L’auteur britannique publie L’Héritage des espions, merveilleux livre d’un temps qui n’est plus. Grand fan de l’écrivain, Bernard Minier analyse l’oeuvre de son aîné dans L’Express du 18 avril 2018.
Voici un extrait de l’entretien signé Éric Libiot :
Les a priori sont détestables. Et toujours idiots. Exemple : imaginer Bernard Minier, auteur de polar grand format, grosse pagination, adapté en série télé (voir Glacé), en fan de John le Carré ne vient pas immédiatement à l’esprit. Et pas seulement fan, d’ailleurs, mais lecteur très attentif et analyste très pertinent de l’oeuvre du père de L’Espion qui venait du froid. De phrases en points-virgules, l’information est arrivée jusqu’aux oreilles de L’Express. Rendez-vous est donc pris dans les bureaux de l’éditeur de Bernard Minier, XO Éditions, au 47e étage de la tour Montparnasse. C’est dire la hauteur de vue. Conclusion : les a posteriori ont ceci de bénéfique qu’ils remettent les pendules à la bonne heure ; Bernard Minier connaît son le Carré au cordeau.

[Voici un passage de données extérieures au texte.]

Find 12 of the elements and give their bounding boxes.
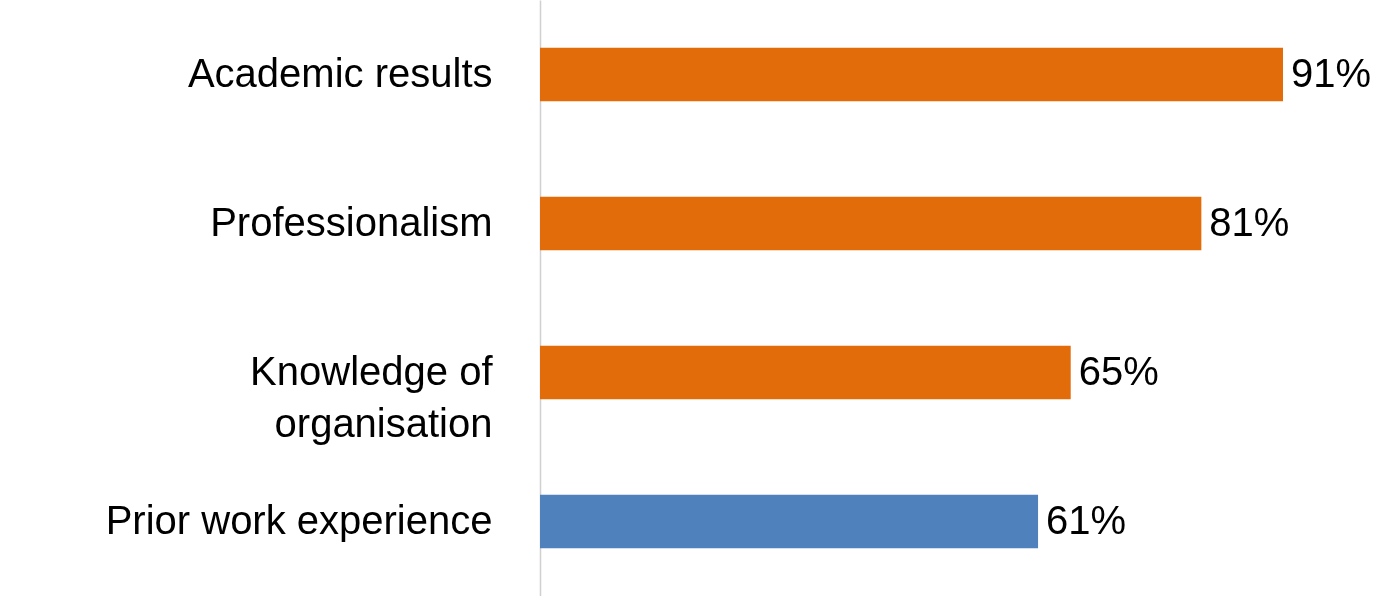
bar [540, 47, 1283, 102]
y-tick-label: Professionalism [210, 199, 493, 244]
y-tick-label: Academic results [187, 50, 493, 95]
bar [540, 196, 1202, 251]
y-tick-label: Prior work experience [105, 497, 493, 542]
data-label: 61% [1046, 497, 1127, 542]
data-label: 65% [1078, 348, 1159, 393]
bar [540, 494, 1039, 549]
y-tick-label: Knowledge of organisation [250, 348, 494, 445]
data-label: 81% [1209, 199, 1290, 244]
data-label: 91% [1291, 50, 1372, 95]
bar [540, 345, 1071, 400]
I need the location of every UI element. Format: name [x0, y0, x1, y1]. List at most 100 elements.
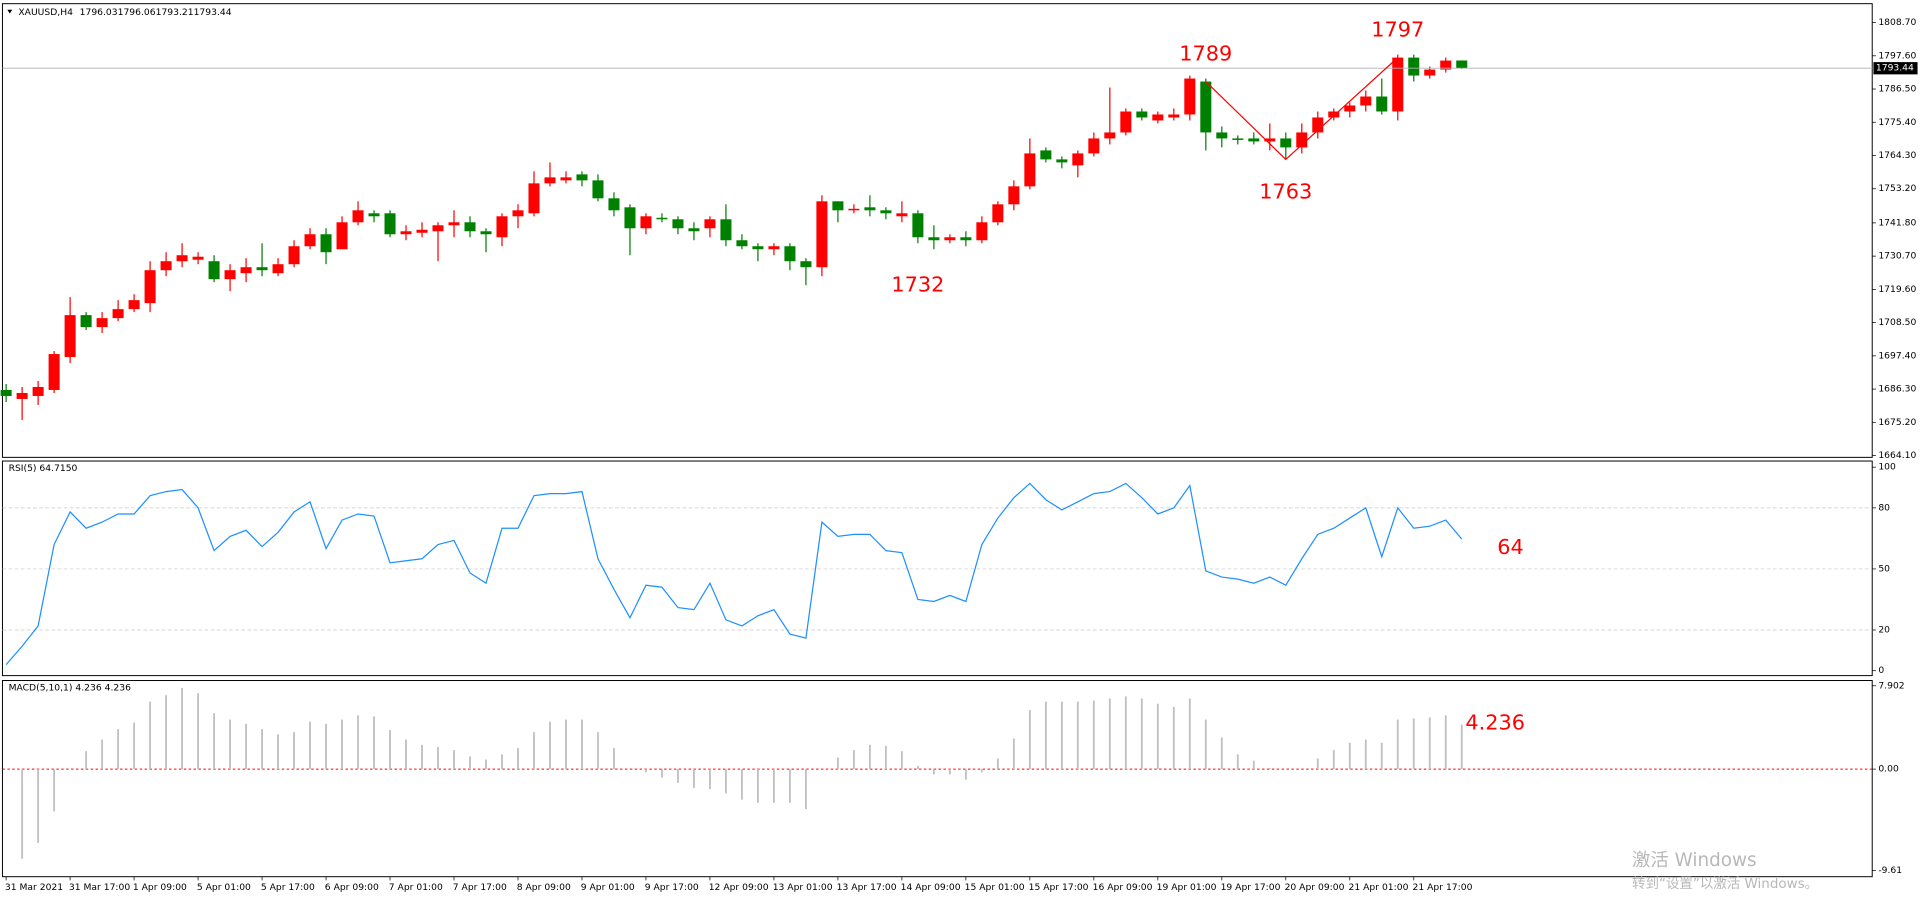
y-tick-label: 1753.20 [1878, 183, 1916, 194]
y-tick-label: 80 [1878, 502, 1890, 513]
macd-panel [1, 680, 1873, 878]
y-tick-label: 1664.10 [1878, 450, 1916, 461]
candle-body [432, 225, 444, 232]
x-tick-label: 31 Mar 17:00 [69, 882, 130, 893]
candle-body [880, 210, 892, 214]
candle-body [576, 174, 588, 181]
x-tick-label: 1 Apr 09:00 [133, 882, 187, 893]
macd-annotation: 4.236 [1465, 710, 1525, 734]
candle-body [592, 180, 604, 199]
candle-body [1376, 96, 1388, 112]
x-tick-label: 5 Apr 01:00 [197, 882, 251, 893]
candle-body [80, 315, 92, 328]
candle-body [1024, 153, 1036, 187]
candle-body [1440, 60, 1452, 70]
candle-body [288, 246, 300, 265]
candle-body [960, 237, 972, 241]
candle-body [128, 300, 140, 310]
candle-body [1312, 117, 1324, 133]
rsi-annotation: 64 [1497, 535, 1524, 559]
y-tick-label: 1675.20 [1878, 417, 1916, 428]
rsi-title: RSI(5) 64.7150 [9, 463, 78, 474]
candle-body [992, 204, 1004, 223]
y-tick-label: 20 [1878, 624, 1890, 635]
x-tick-label: 6 Apr 09:00 [325, 882, 379, 893]
candle-body [1328, 111, 1340, 118]
candle-body [48, 354, 60, 390]
candle-body [848, 208, 860, 211]
candle-body [1040, 150, 1052, 160]
candle-body [1168, 114, 1180, 118]
candle-body [512, 210, 524, 217]
candle-body [176, 255, 188, 262]
candle-body [416, 229, 428, 233]
header-high: 1796.06 [118, 7, 156, 18]
candle-body [768, 246, 780, 250]
candle-body [1264, 138, 1276, 142]
candle-body [272, 264, 284, 274]
y-tick-label: -9.61 [1878, 865, 1902, 876]
candle-body [224, 270, 236, 280]
candle-body [16, 392, 28, 399]
y-tick-label: 1708.50 [1878, 317, 1916, 328]
candle-body [784, 246, 796, 262]
price-panel [1, 3, 1873, 458]
x-tick-label: 13 Apr 17:00 [837, 882, 897, 893]
y-tick-label: 1719.60 [1878, 284, 1916, 295]
candle-body [352, 210, 364, 223]
candle-body [448, 222, 460, 226]
candle-body [720, 219, 732, 241]
zigzag-line [1205, 57, 1399, 161]
x-tick-label: 16 Apr 09:00 [1093, 882, 1153, 893]
candle-body [256, 267, 268, 271]
rsi-panel [1, 460, 1873, 677]
candle-body [832, 201, 844, 211]
y-tick-label: 1786.50 [1878, 84, 1916, 95]
candle-body [1280, 138, 1292, 148]
y-tick-label: 1741.80 [1878, 217, 1916, 228]
candle-body [528, 183, 540, 214]
x-tick-label: 5 Apr 17:00 [261, 882, 315, 893]
candle-body [1152, 114, 1164, 121]
candle-body [896, 213, 908, 217]
candle-body [144, 270, 156, 304]
x-tick-label: 31 Mar 2021 [5, 882, 63, 893]
candle-body [400, 231, 412, 235]
candle-body [1008, 186, 1020, 205]
y-tick-label: 1764.30 [1878, 150, 1916, 161]
candle-body [464, 222, 476, 232]
candle-body [64, 315, 76, 358]
y-tick-label: 1730.70 [1878, 251, 1916, 262]
x-tick-label: 7 Apr 01:00 [389, 882, 443, 893]
x-tick-label: 9 Apr 17:00 [645, 882, 699, 893]
candle-body [976, 222, 988, 241]
candle-body [928, 237, 940, 241]
menu-arrow[interactable] [7, 9, 13, 14]
candle-body [1088, 138, 1100, 154]
candle-body [1392, 57, 1404, 112]
candle-body [1456, 60, 1468, 69]
x-tick-label: 20 Apr 09:00 [1285, 882, 1345, 893]
candle-body [384, 213, 396, 235]
y-tick-label: 1686.30 [1878, 384, 1916, 395]
candle-body [1136, 111, 1148, 118]
y-tick-label: 7.902 [1878, 680, 1904, 691]
y-tick-label: 0 [1878, 665, 1884, 676]
symbol-title: XAUUSD,H4 [18, 7, 73, 18]
candle-body [688, 228, 700, 232]
candle-body [608, 198, 620, 211]
candle-body [640, 216, 652, 229]
candle-body [320, 234, 332, 253]
candle-body [368, 213, 380, 217]
candle-body [752, 246, 764, 250]
candle-body [560, 177, 572, 181]
x-tick-label: 21 Apr 01:00 [1349, 882, 1409, 893]
last-price-label: 1793.44 [1876, 63, 1914, 74]
x-tick-label: 13 Apr 01:00 [773, 882, 833, 893]
candle-body [496, 216, 508, 238]
y-tick-label: 50 [1878, 563, 1890, 574]
x-tick-label: 21 Apr 17:00 [1413, 882, 1473, 893]
x-tick-label: 12 Apr 09:00 [709, 882, 769, 893]
y-tick-label: 1808.70 [1878, 17, 1916, 28]
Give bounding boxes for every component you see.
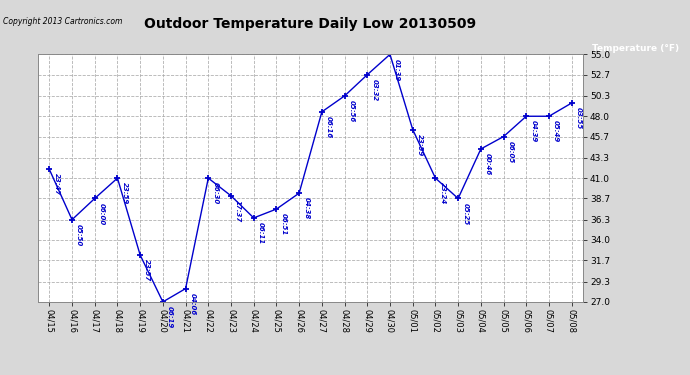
Text: 06:19: 06:19	[167, 306, 173, 328]
Text: 05:25: 05:25	[462, 202, 469, 225]
Text: 06:16: 06:16	[326, 116, 332, 138]
Text: 05:49: 05:49	[553, 120, 559, 142]
Text: Temperature (°F): Temperature (°F)	[591, 44, 679, 53]
Text: 03:55: 03:55	[576, 107, 582, 129]
Text: 06:51: 06:51	[281, 213, 286, 236]
Text: 23:47: 23:47	[53, 174, 59, 196]
Text: 23:24: 23:24	[440, 182, 446, 204]
Text: 01:39: 01:39	[394, 58, 400, 81]
Text: 23:59: 23:59	[417, 134, 423, 156]
Text: 23:57: 23:57	[144, 259, 150, 282]
Text: 04:06: 04:06	[190, 293, 196, 315]
Text: 06:30: 06:30	[213, 182, 219, 204]
Text: Copyright 2013 Cartronics.com: Copyright 2013 Cartronics.com	[3, 17, 123, 26]
Text: 00:46: 00:46	[485, 153, 491, 176]
Text: 05:56: 05:56	[348, 100, 355, 122]
Text: 03:32: 03:32	[371, 79, 377, 101]
Text: 05:50: 05:50	[76, 224, 82, 246]
Text: Outdoor Temperature Daily Low 20130509: Outdoor Temperature Daily Low 20130509	[144, 17, 477, 31]
Text: 17:37: 17:37	[235, 200, 242, 222]
Text: 23:59: 23:59	[121, 182, 128, 204]
Text: 04:38: 04:38	[304, 197, 309, 220]
Text: 06:00: 06:00	[99, 202, 105, 225]
Text: 04:39: 04:39	[531, 120, 536, 142]
Text: 06:05: 06:05	[508, 141, 514, 163]
Text: 06:11: 06:11	[258, 222, 264, 245]
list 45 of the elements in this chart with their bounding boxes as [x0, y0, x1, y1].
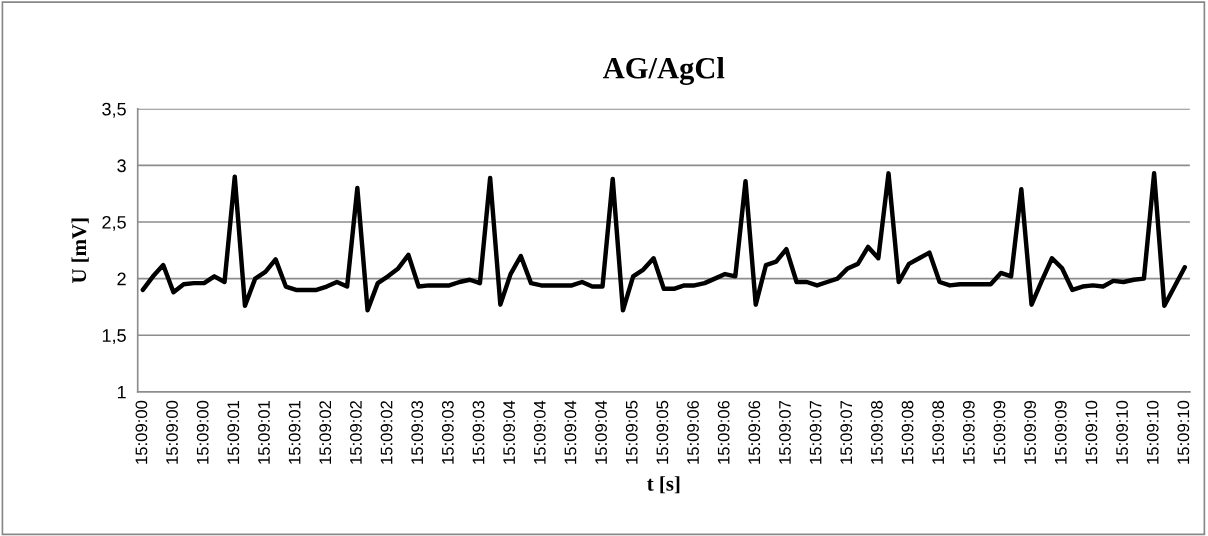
- x-tick-label: 15:09:00: [196, 400, 209, 464]
- x-tick-label: 15:09:06: [748, 400, 761, 464]
- x-tick-label: 15:09:10: [1177, 400, 1190, 464]
- x-tick-label: 15:09:01: [288, 400, 301, 464]
- y-tick-label: 1: [117, 385, 126, 399]
- x-tick-label: 15:09:07: [840, 400, 853, 464]
- y-tick-label: 2,5: [102, 215, 126, 231]
- x-tick-label: 15:09:05: [656, 400, 669, 464]
- x-tick-label: 15:09:10: [1146, 400, 1159, 464]
- line-series: [140, 171, 1187, 313]
- x-tick-label: 15:09:09: [1024, 400, 1037, 464]
- x-tick-label: 15:09:03: [411, 400, 424, 464]
- chart-title: AG/AgCl: [602, 57, 725, 85]
- x-tick-label: 15:09:08: [870, 400, 883, 464]
- x-tick-label: 15:09:07: [779, 400, 791, 464]
- x-tick-label: 15:09:07: [809, 400, 822, 464]
- x-tick-label: 15:09:01: [258, 400, 270, 464]
- x-tick-label: 15:09:04: [564, 400, 577, 464]
- x-tick-label: 15:09:02: [350, 400, 362, 464]
- x-tick-label: 15:09:10: [1085, 400, 1098, 464]
- y-tick-label: 2: [117, 272, 126, 286]
- x-tick-label: 15:09:00: [166, 400, 178, 464]
- x-axis-title: t [s]: [647, 476, 680, 494]
- x-tick-label: 15:09:04: [503, 400, 516, 464]
- x-tick-label: 15:09:01: [227, 400, 240, 464]
- x-tick-label: 15:09:09: [1054, 400, 1067, 464]
- x-tick-label: 15:09:09: [993, 400, 1006, 464]
- x-tick-label: 15:09:04: [595, 400, 607, 464]
- y-tick-label: 3,5: [102, 102, 126, 118]
- y-tick-label: 1,5: [102, 329, 126, 345]
- x-tick-label: 15:09:06: [687, 400, 699, 464]
- x-tick-label: 15:09:08: [901, 400, 914, 464]
- x-tick-label: 15:09:10: [1116, 400, 1128, 464]
- x-tick-label: 15:09:05: [625, 400, 638, 464]
- x-tick-label: 15:09:03: [441, 400, 454, 464]
- x-tick-label: 15:09:03: [472, 400, 485, 464]
- y-axis-title: U [mV]: [71, 218, 89, 284]
- x-tick-label: 15:09:09: [962, 400, 975, 464]
- y-tick-label: 3: [117, 159, 126, 173]
- x-tick-label: 15:09:04: [533, 400, 546, 464]
- x-tick-label: 15:09:02: [319, 400, 332, 464]
- x-tick-label: 15:09:00: [135, 400, 148, 464]
- x-tick-label: 15:09:02: [380, 400, 393, 464]
- x-tick-label: 15:09:06: [717, 400, 730, 464]
- x-tick-label: 15:09:08: [932, 400, 945, 464]
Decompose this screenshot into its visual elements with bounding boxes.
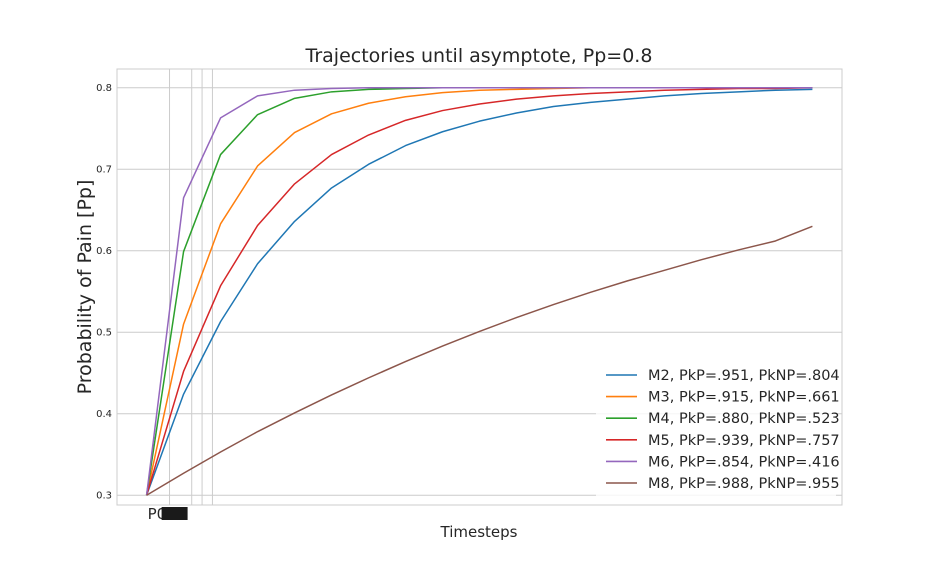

Coïncidence, les nouveaux romans des deux auteurs sont en librairie en ce moment. Bernard Minier publie Soeurs, où l’on retrouve son flic Martin Servaz enquêtant sur la mort de la femme d’un écrivain, qui lui rappelle furieusement un double meurtre datant de 1993, époque où il faisait ses premiers pas à la PJ de Toulouse. Toujours efficace. John le Carré, lui, sort L’Héritage des espions, où l’on retrouve quelques anciennes gloires de l’espionnite britannique, notamment Peter Guillam et Georges Smiley, ce héros faussement discret et ombreux de plusieurs romans. C’est un livre brillant qui avance en méandres et sur lequel flotte le parfum entêtant de la nostalgie. Suspense et humeur en douce.
Quel est le premier roman de John le Carré que vous ayez lu ?
Bernard Minier L’Espion qui venait du froid. Sorti dix ans plus tôt, découvert à la maison de la presse de mon village en Haute-Garonne. J’avais 13 ans. Ce qui m’a attiré, c’est le titre du livre et le nom de l’auteur. Le titre était intrigant, le nom évoquait une figure géométrique et sonnait français. J’étais capté. C’est une histoire habilement construite, une mécanique précise révélant une double tromperie. Ce qui m’a d’abord plu, c’est l’écriture à l’os. Factuelle. Froide. Beaucoup plus resserrée d’ailleurs que dans ses romans suivants, comme La Taupe ou Un pur espion. J’étais habitué à Ian Fleming et à James Bond et voilà que je me rendais compte que le monde de l’espionnage était gris et silencieux. Le livre est réaliste mais pas réel. Le Carré l’a dit : c’est une fiction. J’ai arrêté de le lire pendant deux ans parce que je ne trouvais plus ses ouvrages à la maison de la presse. Je le redécouvre avec La Taupe grâce à mon prof d’anglais qui voyait dans ce livre l’essence même de l’anglicité. La Taupe est très différent de L’Espion qui venait du froid ; il ne s’y passe quasiment rien. C’est extraordinaire de pouvoir raconter une histoire à partir de rien. Entre L’Espion qui venait du froid et La Taupe : le Carré est entré en littérature. Je l’ai lu jusqu’à La Constance du jardinier, je l’ai perdu de vue et je l’ai retrouvé.